Of all possible ways to put a PSV on a vessel without supporting the outlet, this has to be the worst, in my opinion. One of our clients spun a 2 x 3 "H" out of a vertical separator this way, much like starting up a WW1 airplane propeller. These are the kind of big-picture things I immediately look for when I see a 3-D model or a layout drawing. Presumably, it's safe to assume this wasn't your design.

My simplistic approach would be to compute the reaction force and apply it (1) back against the PSV outlet flange, and (2) downward across the face of the outlet flange and estimate the corresponding moments, which means both directions should be looked at.

 

[zdas04]

SNORGY,
LOL, no it wasn't my design. A guy in one of my classes got an e-mail during a break and brought that picture to me chuckling, it had just happened and the foreman wanted advice. Before the break was over, a slide with that photo on it was in my class material.
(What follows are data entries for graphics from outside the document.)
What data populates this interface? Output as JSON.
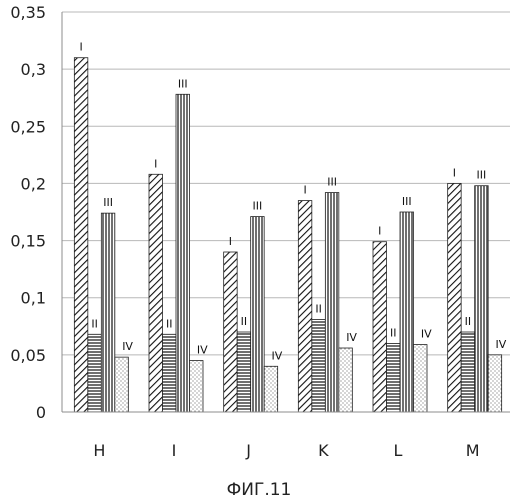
{
  "chart_data": {
    "type": "bar",
    "caption": "ФИГ.11",
    "categories": [
      "H",
      "I",
      "J",
      "K",
      "L",
      "M"
    ],
    "ylim": [
      0,
      0.35
    ],
    "yticks": [
      "0",
      "0,05",
      "0,1",
      "0,15",
      "0,2",
      "0,25",
      "0,3",
      "0,35"
    ],
    "grid": true,
    "legend": "none",
    "series": [
      {
        "label": "I",
        "pattern": "diagonal-hatch",
        "values": [
          0.31,
          0.208,
          0.14,
          0.185,
          0.149,
          0.2
        ]
      },
      {
        "label": "II",
        "pattern": "horizontal-lines",
        "values": [
          0.068,
          0.068,
          0.07,
          0.081,
          0.06,
          0.07
        ]
      },
      {
        "label": "III",
        "pattern": "vertical-lines",
        "values": [
          0.174,
          0.278,
          0.171,
          0.192,
          0.175,
          0.198
        ]
      },
      {
        "label": "IV",
        "pattern": "dots",
        "values": [
          0.048,
          0.045,
          0.04,
          0.056,
          0.059,
          0.05
        ]
      }
    ]
  }
}
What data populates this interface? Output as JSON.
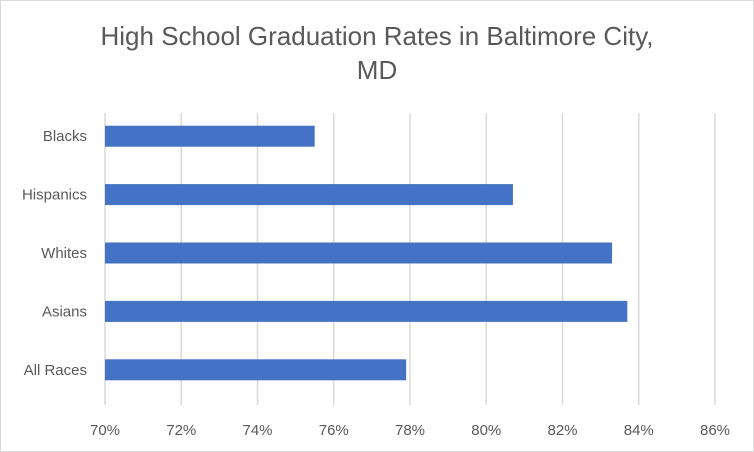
{
  "chart_data": {
    "type": "bar",
    "orientation": "horizontal",
    "title": "High School Graduation Rates in Baltimore City, MD",
    "title_lines": [
      "High School Graduation Rates in Baltimore City,",
      "MD"
    ],
    "categories": [
      "Blacks",
      "Hispanics",
      "Whites",
      "Asians",
      "All Races"
    ],
    "values": [
      75.5,
      80.7,
      83.3,
      83.7,
      77.9
    ],
    "value_unit": "%",
    "xlim": [
      70,
      86
    ],
    "x_ticks": [
      70,
      72,
      74,
      76,
      78,
      80,
      82,
      84,
      86
    ],
    "x_tick_labels": [
      "70%",
      "72%",
      "74%",
      "76%",
      "78%",
      "80%",
      "82%",
      "84%",
      "86%"
    ],
    "xlabel": "",
    "ylabel": "",
    "grid": "vertical",
    "legend": "none",
    "colors": {
      "bar": "#4472c4",
      "grid": "#d9d9d9",
      "text": "#595959"
    }
  }
}
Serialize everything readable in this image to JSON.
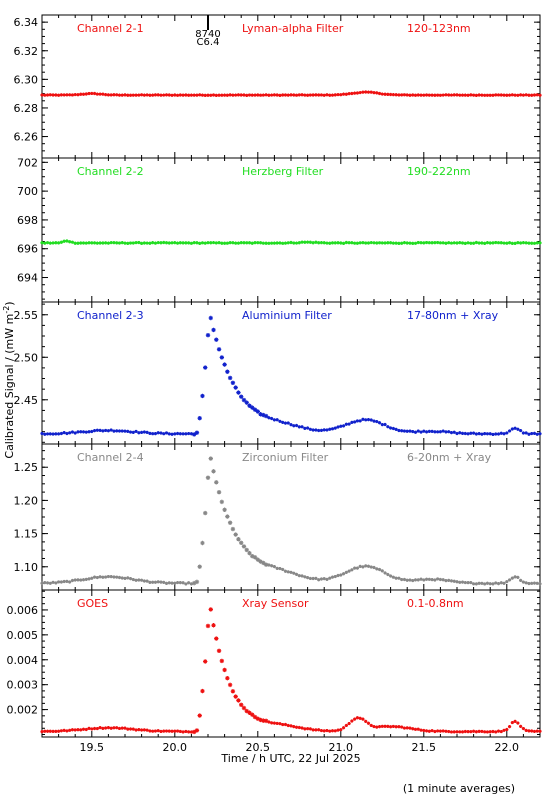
{
  "figure": {
    "ylabel": "Calibrated Signal / (mW m",
    "ylabel_sup": "-2",
    "ylabel_close": ")",
    "xlabel": "Time / h UTC, 22 Jul 2025",
    "footnote": "(1 minute averages)",
    "xticks": [
      19.5,
      20.0,
      20.5,
      21.0,
      21.5,
      22.0
    ],
    "xlim": [
      19.2,
      22.2
    ],
    "flare_marker": {
      "x": 20.2,
      "label_top": "8740",
      "label_bottom": "C6.4"
    }
  },
  "chart_data": [
    {
      "type": "scatter",
      "panel": "Channel 2-1",
      "labels": [
        "Channel 2-1",
        "Lyman-alpha Filter",
        "120-123nm"
      ],
      "color": "#ee1111",
      "ylim": [
        6.245,
        6.345
      ],
      "yticks": [
        6.26,
        6.28,
        6.3,
        6.32,
        6.34
      ],
      "ytick_decimals": 2,
      "baseline": 6.289,
      "bumps": [
        [
          19.5,
          0.001,
          0.06
        ],
        [
          21.15,
          0.002,
          0.08
        ]
      ],
      "flare_amp": 0,
      "flare_tau": 0.2,
      "noise": 0.0002
    },
    {
      "type": "scatter",
      "panel": "Channel 2-2",
      "labels": [
        "Channel 2-2",
        "Herzberg Filter",
        "190-222nm"
      ],
      "color": "#22dd22",
      "ylim": [
        692.3,
        702.3
      ],
      "yticks": [
        694,
        696,
        698,
        700,
        702
      ],
      "ytick_decimals": 0,
      "baseline": 696.4,
      "bumps": [
        [
          19.35,
          0.15,
          0.02
        ],
        [
          20.8,
          0.05,
          0.05
        ]
      ],
      "flare_amp": 0,
      "flare_tau": 0.2,
      "noise": 0.03
    },
    {
      "type": "scatter",
      "panel": "Channel 2-3",
      "labels": [
        "Channel 2-3",
        "Aluminium Filter",
        "17-80nm + Xray"
      ],
      "color": "#1122cc",
      "ylim": [
        2.398,
        2.565
      ],
      "yticks": [
        2.45,
        2.5,
        2.55
      ],
      "ytick_decimals": 2,
      "baseline": 2.41,
      "bumps": [
        [
          19.6,
          0.004,
          0.15
        ],
        [
          20.65,
          0.005,
          0.12
        ],
        [
          21.15,
          0.016,
          0.12
        ],
        [
          21.55,
          0.003,
          0.1
        ],
        [
          22.05,
          0.006,
          0.03
        ]
      ],
      "flare_amp": 0.142,
      "flare_tau": 0.16,
      "noise": 0.0008
    },
    {
      "type": "scatter",
      "panel": "Channel 2-4",
      "labels": [
        "Channel 2-4",
        "Zirconium Filter",
        "6-20nm + Xray"
      ],
      "color": "#888888",
      "ylim": [
        1.065,
        1.285
      ],
      "yticks": [
        1.1,
        1.15,
        1.2,
        1.25
      ],
      "ytick_decimals": 2,
      "baseline": 1.075,
      "bumps": [
        [
          19.6,
          0.01,
          0.15
        ],
        [
          20.65,
          0.008,
          0.12
        ],
        [
          21.15,
          0.025,
          0.12
        ],
        [
          21.55,
          0.006,
          0.1
        ],
        [
          22.05,
          0.01,
          0.03
        ]
      ],
      "flare_amp": 0.195,
      "flare_tau": 0.16,
      "noise": 0.001
    },
    {
      "type": "scatter",
      "panel": "GOES",
      "labels": [
        "GOES",
        "Xray Sensor",
        "0.1-0.8nm"
      ],
      "color": "#ee1111",
      "ylim": [
        0.0009,
        0.0068
      ],
      "yticks": [
        0.002,
        0.003,
        0.004,
        0.005,
        0.006
      ],
      "ytick_decimals": 3,
      "baseline": 0.00112,
      "bumps": [
        [
          19.6,
          0.00015,
          0.15
        ],
        [
          20.65,
          0.00015,
          0.12
        ],
        [
          21.1,
          0.0005,
          0.05
        ],
        [
          21.3,
          0.0002,
          0.12
        ],
        [
          22.05,
          0.0004,
          0.03
        ]
      ],
      "flare_amp": 0.0052,
      "flare_tau": 0.12,
      "noise": 2e-05
    }
  ]
}
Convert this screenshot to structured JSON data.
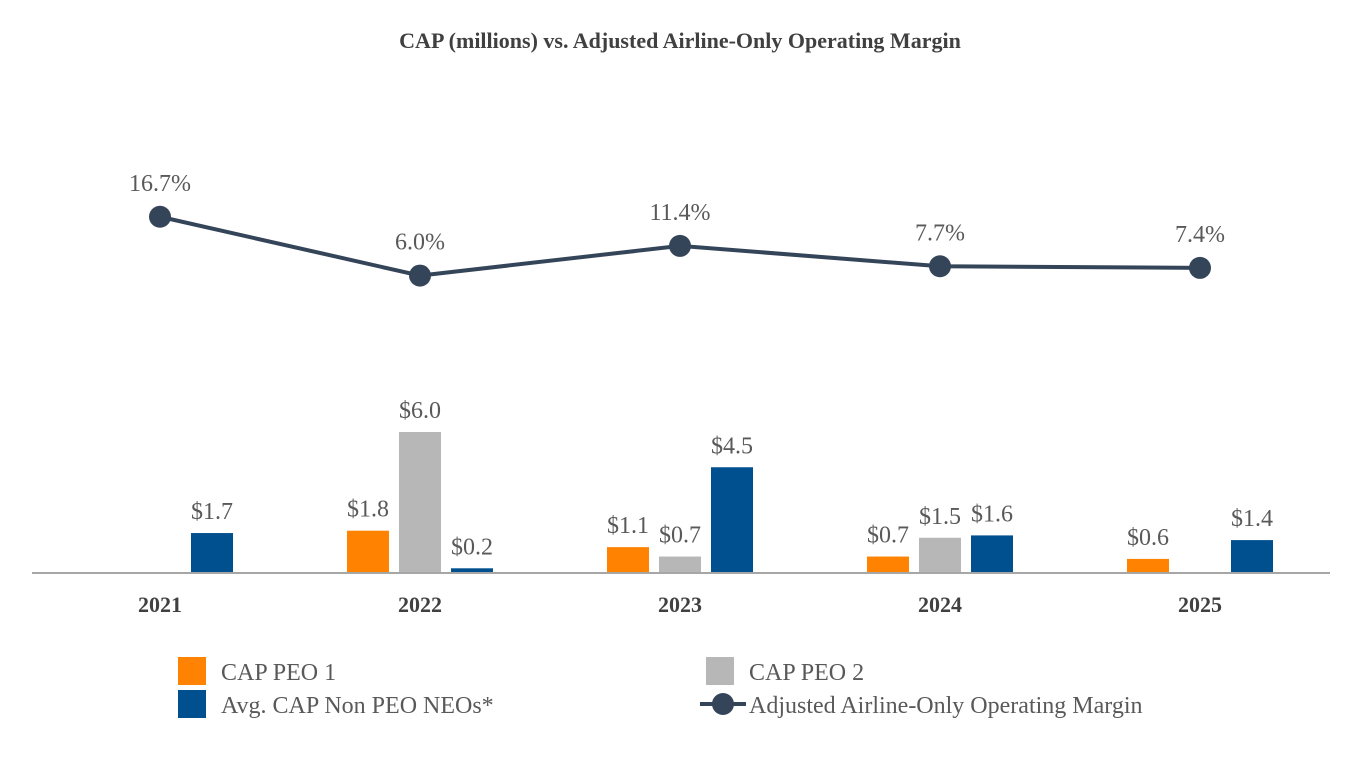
{
  "chart_data": {
    "type": "bar",
    "title": "CAP (millions) vs. Adjusted Airline-Only Operating Margin",
    "categories": [
      "2021",
      "2022",
      "2023",
      "2024",
      "2025"
    ],
    "series": [
      {
        "name": "CAP PEO 1",
        "type": "bar",
        "color": "#FF8200",
        "values": [
          null,
          1.8,
          1.1,
          0.7,
          0.6
        ],
        "labels": [
          "",
          "$1.8",
          "$1.1",
          "$0.7",
          "$0.6"
        ]
      },
      {
        "name": "CAP PEO 2",
        "type": "bar",
        "color": "#B7B7B7",
        "values": [
          null,
          6.0,
          0.7,
          1.5,
          null
        ],
        "labels": [
          "",
          "$6.0",
          "$0.7",
          "$1.5",
          ""
        ]
      },
      {
        "name": "Avg. CAP Non PEO NEOs*",
        "type": "bar",
        "color": "#00508F",
        "values": [
          1.7,
          0.2,
          4.5,
          1.6,
          1.4
        ],
        "labels": [
          "$1.7",
          "$0.2",
          "$4.5",
          "$1.6",
          "$1.4"
        ]
      },
      {
        "name": "Adjusted Airline-Only Operating Margin",
        "type": "line",
        "color": "#354559",
        "values": [
          16.7,
          6.0,
          11.4,
          7.7,
          7.4
        ],
        "labels": [
          "16.7%",
          "6.0%",
          "11.4%",
          "7.7%",
          "7.4%"
        ]
      }
    ],
    "legend_position": "bottom",
    "grid": false
  }
}
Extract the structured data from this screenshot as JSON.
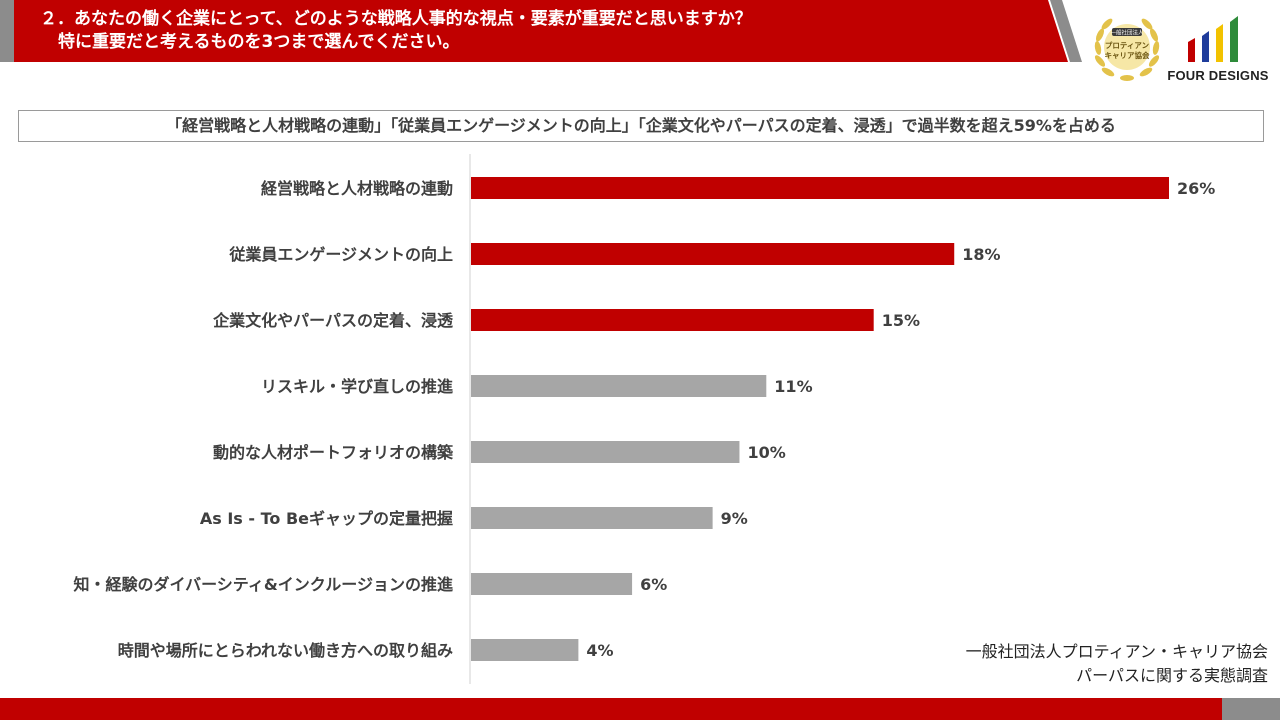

It is from a company (who necessarily shall remain nameless) that does not allow anything to be threaded anywhere. It looks like all of the deflection was torsional load in the nozzle before the first elbow. The nozzle was Sched 160, and all the flanges are ASME B16.5 Class 600. That tab next to where the PSV used to be had a U-bolt support right under the first flange. It wasn't up to the task.

David Simpson, PE
MuleShoe Engineering

In questions of science, the authority of a thousand is not worth the humble reasoning of a single individual. Galileo Galilei, Italian Physicist

 

[SNORGY]

Me:

I would look at taking that PSV discharge piping back across the top of the vessel with a stanchion down to a good pipe clamp on the overheads line, before turning upwards. Even then, I'd be looking at the resulting axial load on the top nozzle, because that might not be able to take the reaction forces. I can't see a trunnion near the top of the vessel shell to hang the overheads line from, so my idea might be null and void if there is a spring can somewhere at the bottom. Still, in the absence of conveniently located structural steel, I would be looking at directing the downward force through the vertical centreline of the vessel, provided the top nozzle could take it.

 

[XL83NL]

Perhaps making up a free body diagram, based on a one end fixen beam, with the other end being unsupported, can help translating the forces and moments back to the main run/PSV Connection.
On the other end, a pipe stress program can do that for you (and also include dynamic effects, which are more difficult with hand calcs). Nevertheless, its always good to have basic hand calc upfront to verify the results that any software spits out.

 

[pianoman1]

Thank you for the responses. Here's a sketch of the situation. In my stress analysis program I don't have the option to post this as an offset force and let it figure it out, so I need to input both force in the Y-direction and moment. Is it this simple - post the vector forces in the Y and Z directions from the outlet of the elbow and also post the moment in its entirety?

 

[Gator]

After I stopped laughing I thought this was Photoshopped.

 

[pianoman1]

OK, so it's not my best artwork, hastily prepared by a busy guy, you got an intelligent response on the actual content of the question?

 

[Gator]

You took the photo?

 

[zdas04]

LOL, Gator, that I why you should always mention what you are referring to. As I said above I got it from a student in one of my classes.

David Simpson, PE
MuleShoe Engineering

In questions of science, the authority of a thousand is not worth the humble reasoning of a single individual. Galileo Galilei, Italian Physicist

 

[Gator]

It's a nice drawing.

 

[pianoman1]

Now I'm the one laughing, thought Gator was crapping on the sketch. Anyway, I got this figured out, it really is as simple as it looks.

 

[SNORGY]

At least the problem isn't with Z axis vertical.

Just had of those situations in CII a few days ago...I still hate it...but it was the right thing to do under the circumstances.

I must be missing the humour in this...

 

[racookpe1978]

I think you're missing one more reaction:
Assume
z is vertical (parallel to vessel centerline, either on vessel centerline or at PV wall)
x "north" ("out", directly away from the vessel centerline away down the nozzle centerline.)
Y perpendicular to x, horizontal.

Then, shouldn't the reaction lever arm (total distance acting on the twisted vector) include another term?
Arm = Sq root (x^2 + y^2 + z^2)